PRODUCT QUALITY SPECIALIST


JOB DESCRIPTION

The Product Quality Specialist is responsible for Validation/PPAP Packages on new customer programs, as well as ensuring compliance is applicable regulatory bodies and standards (ISO13485, 21 CFR 820, GMP). Position requires heavy technical writing skills, attention to detail, and engineering knowledge.

The ability to understand statistics as applied to quality principals is needed (SPC, GR&R, MSA Studies), and strong background using Minitab software preferred.

Requires a 4-yr engineering degree or substitute experience; graduate degree in engineering, technical or management discipline is preferred. At least 5 yrs. experience in the medical device, or other FDA regulated industry.

Position functions

  • Represent the customer in order to ensure that the customer’s quality expectations are clearly understood and being met.

  • Support Program Management team on launch and management of medical device programs.

  • Advanced Product Quality Planning (APQP) including completion of related documentation, including but not limited to: DOE’s, FMEA’s, Process Flowcharts, Control Plans, Capability Studies and Gage R&R’s.

  • Ability to participate in product design (R&D) meetings with Medical Customers in relationship with understanding key quality deliverables.

  • Oversee the development and input of initial BOM and detailed Routing

  • Oversee the initiation and/or coordination of the change control process (ECO) relating to Engineering documentation.

  • Responsible for SOP and Technical Writing for New Programs

  • Responsible for Master Validation Reports, including writing and execution of IQ, OQ, PQ Protocols

  • Must have practical knowledge of GMP, ISO13485, and/or 21 CFR 820 Compliance

  • Ability to Understand Statistics as related to SPC, GR&R, MSA Studies

  • Participate in customer, internal and registrar quality system audits.

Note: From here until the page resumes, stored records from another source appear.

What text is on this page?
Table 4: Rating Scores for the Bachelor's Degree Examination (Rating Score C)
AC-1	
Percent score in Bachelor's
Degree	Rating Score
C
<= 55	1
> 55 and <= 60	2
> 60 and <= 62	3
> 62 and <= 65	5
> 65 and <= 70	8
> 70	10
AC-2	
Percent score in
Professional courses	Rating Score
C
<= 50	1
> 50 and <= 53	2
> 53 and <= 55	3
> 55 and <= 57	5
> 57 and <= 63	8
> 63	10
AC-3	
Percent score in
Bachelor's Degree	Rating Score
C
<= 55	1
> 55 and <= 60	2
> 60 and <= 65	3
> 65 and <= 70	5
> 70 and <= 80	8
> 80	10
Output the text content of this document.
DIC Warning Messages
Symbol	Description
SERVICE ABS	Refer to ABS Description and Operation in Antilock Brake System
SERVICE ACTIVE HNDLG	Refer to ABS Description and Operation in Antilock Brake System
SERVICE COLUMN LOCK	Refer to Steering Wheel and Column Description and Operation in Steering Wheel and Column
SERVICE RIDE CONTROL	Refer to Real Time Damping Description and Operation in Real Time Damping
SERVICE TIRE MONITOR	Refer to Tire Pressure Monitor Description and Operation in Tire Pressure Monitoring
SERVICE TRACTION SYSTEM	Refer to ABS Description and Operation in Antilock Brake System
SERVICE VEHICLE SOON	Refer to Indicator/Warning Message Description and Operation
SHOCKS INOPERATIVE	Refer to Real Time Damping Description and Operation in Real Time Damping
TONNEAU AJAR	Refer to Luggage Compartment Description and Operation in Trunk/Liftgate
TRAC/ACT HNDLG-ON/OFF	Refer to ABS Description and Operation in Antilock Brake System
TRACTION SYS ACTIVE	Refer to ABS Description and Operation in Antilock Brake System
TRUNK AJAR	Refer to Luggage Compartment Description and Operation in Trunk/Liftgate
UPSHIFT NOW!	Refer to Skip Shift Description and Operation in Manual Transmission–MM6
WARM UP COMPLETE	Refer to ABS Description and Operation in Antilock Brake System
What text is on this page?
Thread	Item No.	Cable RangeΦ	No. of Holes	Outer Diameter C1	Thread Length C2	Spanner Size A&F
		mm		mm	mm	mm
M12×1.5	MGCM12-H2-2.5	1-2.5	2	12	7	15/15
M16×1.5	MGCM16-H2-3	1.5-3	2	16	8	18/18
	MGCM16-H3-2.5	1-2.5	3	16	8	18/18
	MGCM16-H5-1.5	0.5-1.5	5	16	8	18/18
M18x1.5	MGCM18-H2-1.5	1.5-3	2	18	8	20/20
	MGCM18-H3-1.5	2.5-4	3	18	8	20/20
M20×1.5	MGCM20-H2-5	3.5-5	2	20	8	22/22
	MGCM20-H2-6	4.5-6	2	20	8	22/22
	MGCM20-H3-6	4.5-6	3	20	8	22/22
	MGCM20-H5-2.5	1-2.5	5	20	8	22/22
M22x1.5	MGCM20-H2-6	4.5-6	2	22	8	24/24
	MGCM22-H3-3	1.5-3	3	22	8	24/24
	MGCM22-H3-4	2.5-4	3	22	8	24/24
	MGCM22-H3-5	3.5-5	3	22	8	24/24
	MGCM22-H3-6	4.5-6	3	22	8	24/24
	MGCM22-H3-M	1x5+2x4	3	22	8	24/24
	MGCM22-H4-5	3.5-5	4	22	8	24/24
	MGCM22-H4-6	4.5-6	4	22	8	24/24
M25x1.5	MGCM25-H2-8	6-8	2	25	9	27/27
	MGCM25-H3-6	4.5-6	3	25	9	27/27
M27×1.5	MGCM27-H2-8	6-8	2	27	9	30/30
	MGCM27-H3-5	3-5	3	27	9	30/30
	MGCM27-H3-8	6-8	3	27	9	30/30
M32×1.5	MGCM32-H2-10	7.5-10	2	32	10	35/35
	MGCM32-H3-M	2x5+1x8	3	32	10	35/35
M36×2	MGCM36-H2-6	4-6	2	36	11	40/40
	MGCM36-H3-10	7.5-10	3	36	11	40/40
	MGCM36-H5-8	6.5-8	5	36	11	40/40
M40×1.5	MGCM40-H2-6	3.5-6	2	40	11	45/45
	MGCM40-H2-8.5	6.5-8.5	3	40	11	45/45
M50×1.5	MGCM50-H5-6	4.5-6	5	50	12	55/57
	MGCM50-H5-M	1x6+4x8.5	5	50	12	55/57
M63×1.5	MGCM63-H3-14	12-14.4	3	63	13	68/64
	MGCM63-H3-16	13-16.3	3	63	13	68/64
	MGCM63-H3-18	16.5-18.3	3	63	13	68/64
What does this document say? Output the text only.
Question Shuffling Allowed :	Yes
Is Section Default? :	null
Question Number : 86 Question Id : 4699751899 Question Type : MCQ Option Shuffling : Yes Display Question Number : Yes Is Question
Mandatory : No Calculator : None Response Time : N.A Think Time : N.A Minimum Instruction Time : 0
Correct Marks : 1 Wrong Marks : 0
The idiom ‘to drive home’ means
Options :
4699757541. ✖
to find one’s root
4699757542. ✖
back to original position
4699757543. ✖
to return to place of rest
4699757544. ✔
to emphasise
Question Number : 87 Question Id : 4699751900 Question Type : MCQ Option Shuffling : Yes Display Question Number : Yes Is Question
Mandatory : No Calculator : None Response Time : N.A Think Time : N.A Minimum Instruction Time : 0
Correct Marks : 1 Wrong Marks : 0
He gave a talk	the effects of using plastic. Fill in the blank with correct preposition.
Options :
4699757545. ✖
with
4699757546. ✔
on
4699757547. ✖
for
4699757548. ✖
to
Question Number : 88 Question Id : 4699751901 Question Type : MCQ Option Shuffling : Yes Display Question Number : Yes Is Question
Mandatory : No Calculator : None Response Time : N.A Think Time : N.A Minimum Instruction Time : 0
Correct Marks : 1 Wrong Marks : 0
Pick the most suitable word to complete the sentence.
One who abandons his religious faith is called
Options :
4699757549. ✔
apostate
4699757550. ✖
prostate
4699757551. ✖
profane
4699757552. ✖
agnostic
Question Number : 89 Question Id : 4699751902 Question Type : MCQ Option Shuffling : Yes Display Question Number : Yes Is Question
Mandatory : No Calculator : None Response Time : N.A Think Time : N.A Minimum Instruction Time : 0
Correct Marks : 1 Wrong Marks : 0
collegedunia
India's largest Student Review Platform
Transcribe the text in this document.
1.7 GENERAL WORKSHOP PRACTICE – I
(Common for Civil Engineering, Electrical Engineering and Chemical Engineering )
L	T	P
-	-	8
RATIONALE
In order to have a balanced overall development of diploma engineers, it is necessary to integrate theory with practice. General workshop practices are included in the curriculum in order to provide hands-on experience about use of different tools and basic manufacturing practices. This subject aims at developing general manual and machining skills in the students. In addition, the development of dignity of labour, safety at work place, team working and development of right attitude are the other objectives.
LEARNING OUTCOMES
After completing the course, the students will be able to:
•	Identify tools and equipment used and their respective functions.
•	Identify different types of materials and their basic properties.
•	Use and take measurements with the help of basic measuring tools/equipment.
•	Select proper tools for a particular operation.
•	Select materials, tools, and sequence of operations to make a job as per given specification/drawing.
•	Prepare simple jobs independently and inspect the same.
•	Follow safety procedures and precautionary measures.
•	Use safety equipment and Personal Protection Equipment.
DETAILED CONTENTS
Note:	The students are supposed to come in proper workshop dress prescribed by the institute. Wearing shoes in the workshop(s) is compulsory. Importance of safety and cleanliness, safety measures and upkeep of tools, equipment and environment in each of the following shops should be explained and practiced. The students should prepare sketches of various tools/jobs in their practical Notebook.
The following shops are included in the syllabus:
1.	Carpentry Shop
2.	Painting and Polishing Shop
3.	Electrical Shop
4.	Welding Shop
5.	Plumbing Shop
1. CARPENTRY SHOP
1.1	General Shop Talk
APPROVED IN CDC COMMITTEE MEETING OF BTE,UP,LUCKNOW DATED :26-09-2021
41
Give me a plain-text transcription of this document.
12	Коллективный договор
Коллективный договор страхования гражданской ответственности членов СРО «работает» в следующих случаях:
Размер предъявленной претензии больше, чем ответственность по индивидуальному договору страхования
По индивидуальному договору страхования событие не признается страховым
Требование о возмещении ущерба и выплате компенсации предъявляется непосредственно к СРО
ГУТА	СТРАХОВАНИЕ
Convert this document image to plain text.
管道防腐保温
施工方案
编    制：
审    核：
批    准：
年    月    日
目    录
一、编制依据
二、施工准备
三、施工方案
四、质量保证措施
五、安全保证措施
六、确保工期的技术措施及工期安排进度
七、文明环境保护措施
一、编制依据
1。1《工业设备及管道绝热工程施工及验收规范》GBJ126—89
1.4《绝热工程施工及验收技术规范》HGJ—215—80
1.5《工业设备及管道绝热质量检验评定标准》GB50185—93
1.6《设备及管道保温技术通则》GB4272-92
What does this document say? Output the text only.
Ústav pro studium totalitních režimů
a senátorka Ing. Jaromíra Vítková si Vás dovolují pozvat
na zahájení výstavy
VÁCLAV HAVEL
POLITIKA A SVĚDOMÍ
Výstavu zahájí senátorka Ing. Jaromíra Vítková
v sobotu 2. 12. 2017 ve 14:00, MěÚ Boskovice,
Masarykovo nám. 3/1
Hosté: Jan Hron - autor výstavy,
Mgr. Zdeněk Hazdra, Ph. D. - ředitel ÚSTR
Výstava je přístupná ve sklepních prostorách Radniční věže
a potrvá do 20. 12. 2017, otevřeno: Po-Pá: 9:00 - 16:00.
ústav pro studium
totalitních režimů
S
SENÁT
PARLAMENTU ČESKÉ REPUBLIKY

knowledge | skills | experience

  • Minimum of 5 yrs. experience in product quality position, with direct experience in quality system compliance. Experience in medical device/life science (GxP) industry required.

  • Requires a 4-yr engineering degree or substitute experience; graduate degree in engineering, technical or management discipline is preferred.

  • Ability to read blueprints and other technical documents. Understanding of ANSI/ISO drawing standards and GD&T dimensioning required.

  • Ability to use SolidWorks for product/tooling design preferable.

  • Ability to uses Minitab preferred.

  • Knowledge of quality inspection tools and methods required. Familiarity with Statistical Process Control (SPC) tools and methods also preferable.

  • Knowledge of GMP/ISO/21 CFR 820 Quality Systems required.

  • Knowledge of TQM, Six Sigma or Lean Manufacturing principles preferable.

  • Knowledge of progressive metal stamping and/or insert molding processes desirable.

  • Strong technical writing skills.

  • Proficient in Microsoft Word, Excel, and PowerPoint.

  • Knowledge or MRP or ERP software preferable.

  • Exceptional analytical and computational skills. Knowledge of problem-solving tools and techniques preferable.

  • Excellent verbal and written communication skills.

  • Demonstrated high level of creativity and innovation.

  • Demonstrated decision-making capability.

Job Type: Full-time

We provide excellent company benefits and a competitive salary. We are an equal opportunity employer.  Currently only accepting local candidate submissions.

 


This position is for our Weiss-Aug East Hanover | NJ location.